9.
彼女が完全に消えてしまうまであと少し。
陽光は唇を噛んだ。
香波は消えたがっている。世界は彼女を消したがっている。
香波の疑問はもっともだ。なぜ、当事者たちがそれを望んでいるというのに、何の権利もない赤の他人が、彼らの邪魔をするのか。
(そんなの、簡単だ。オレが、ただオレが、咲原に消えて欲しくないと思ってるから)
どんなに苦しくても、生きていて欲しい。けれど、陽光にその苦しみを取り除いてやることはできない。慧に与えられた残り少ない時間を、陽光はすくった砂をこぼすように無駄にしてきたのだ。
そんな陽光にできることがあるとしたら、それは、頼むことだけだ。
「オレは、咲原に色々教えてもらったよ」
「……」
「ゴミ拾いなんてダサイと思ってた。正直、今でもそう思ってて、さっきはごまかそうとしたりもした……。咲原には、ずっと筒抜けだったんだよな。ほんと、今更だと思うけど……。でも、変わりたいと思ったんだ。咲原と一緒にいたら、きっと、変われるんじゃないかって」
「陽光、君……」
「オレは、咲原の苦しみとかよくわからない。想像するしかできないし、それじゃ足りないことはわかってる。それなのに消えないでくれなんて、ひどいこと言ってるんだと思う。けど、苦しいんだったら、逃げるだけでいいだろ? また、戻ってこられる所に、逃げるだけで……!」
きっと、逃げない人間などいないのだ。誰にでも用意されているはずのその逃げ場所を、香波にはまだ見つけられていないだけで。
「もういいって言って欲しいならオレが言うから! どこかに逃げたいときは、オレがその場所になる!」
力不足かもしれない。自信などない。その権利すらないかもしれない。けれど、今、この場でつくるしかないのだ。香波を引き留めるには今しかないから。

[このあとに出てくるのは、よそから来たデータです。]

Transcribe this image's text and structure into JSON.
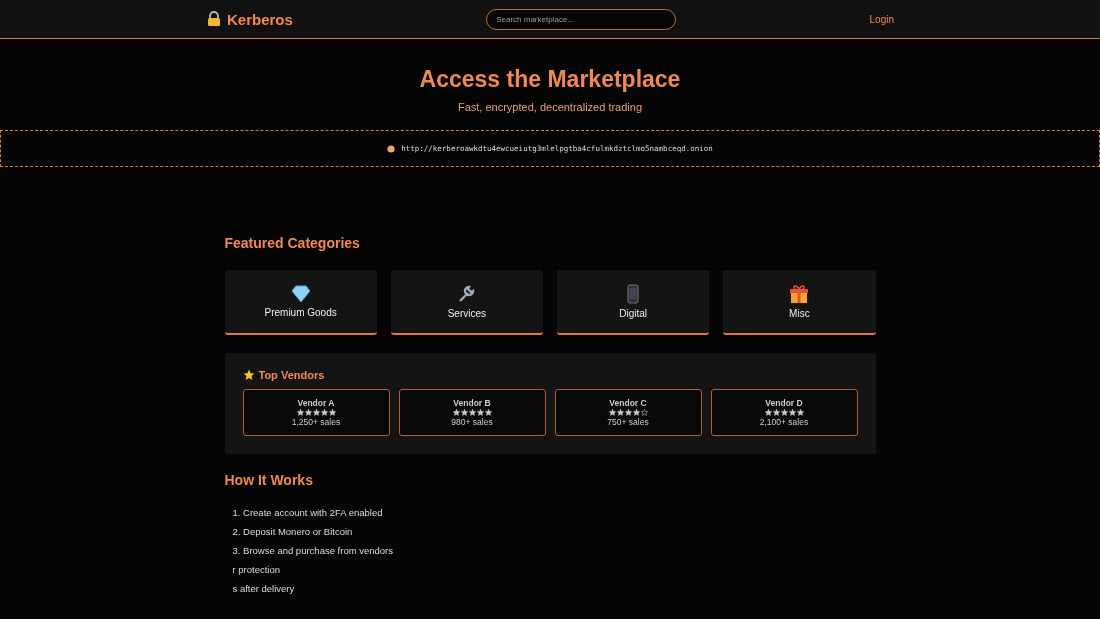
{
  "header": {
    "brand": "Kerberos",
    "search": {
      "placeholder": "Search marketplace..."
    },
    "login": "Login"
  },
  "hero": {
    "title": "Access the Marketplace",
    "subtitle": "Fast, encrypted, decentralized trading"
  },
  "onion_address": "http://kerberoawkdtu4ewcueiutg3mlelpgtba4cfulmkdztclmo5nambceqd.onion",
  "featured": {
    "title": "Featured Categories",
    "categories": [
      {
        "kind": "diamond",
        "label": "Premium Goods"
      },
      {
        "kind": "wrench",
        "label": "Services"
      },
      {
        "kind": "phone",
        "label": "Digital"
      },
      {
        "kind": "gift",
        "label": "Misc"
      }
    ]
  },
  "vendors": {
    "title": "Top Vendors",
    "items": [
      {
        "name": "Vendor A",
        "stars": 5,
        "sales": "1,250+ sales"
      },
      {
        "name": "Vendor B",
        "stars": 5,
        "sales": "980+ sales"
      },
      {
        "name": "Vendor C",
        "stars": 4,
        "sales": "750+ sales"
      },
      {
        "name": "Vendor D",
        "stars": 5,
        "sales": "2,100+ sales"
      }
    ]
  },
  "how_it_works": {
    "title": "How It Works",
    "steps": [
      "1. Create account with 2FA enabled",
      "2. Deposit Monero or Bitcoin",
      "3. Browse and purchase from vendors",
      "r protection",
      "s after delivery"
    ]
  }
}
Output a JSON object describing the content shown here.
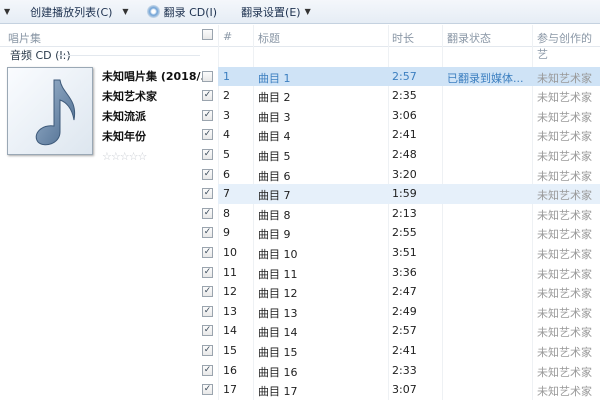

そして、逃げ場所になれるとしたら、陽光しかいなかった。
「……今は、信じられないかもしれないけど、オレも、覚悟を決めるから。だから、頼む。世界じゃなくて、オレの所を選んでくれ……!」
力の限り叫んだ。今度こそ、彼女と正面から向き合える言葉を。
「……ありがとう」
けれど、遅すぎた。時間切れだ。香波はほほえんだが、目には悲しみが湛えられている。
裏切り続けた陽光の言葉は、香波には軽すぎた。今までとこれからの苦しみを天秤にかける間でもない。心をとりだして見せる必要もない。陽光の感情は全部伝わっている。その上で信じられないとしたら、もう説得する手立てはない。
(……それでも)
それでも、諦めるわけにはいかないのだ。
だって、香波は泣いている。未練がないのなら、これで楽になれると喜んでいるのなら、あんな悲しい顔をしているはずがない。
陽光は足下に目をやった。
何もかもが黒く見える中で、月の光が淡く色を浮かび上がらせた。石ころに紛れたガラス片を拾い上げた陽光は、それを左手首にあてる。香波がひゅっと息を吸う音を聞きながら、力を入れて横に引いた。ぶちっと、思ったよりあっけない感触が右手に伝わる。
「陽光君……!?」
(――ごめん、咲原。オレ、ほんとバカだからさ……)
今の陽光には、彼女を引き留める方法がこれしか思いつかなかった。どんな相手だろうと、目の前で傷ついた者を放っておけない、彼女の優しさにつけこむ卑怯なやり方だ。
香波の悲痛な叫びが胸に突き刺さる。
心が読めなくてもわかる。初めて香波の痛みを直接感じられた。
そんなことを思いながら、大きな水しぶきの音を最後に、陽光の意識は途絶えた。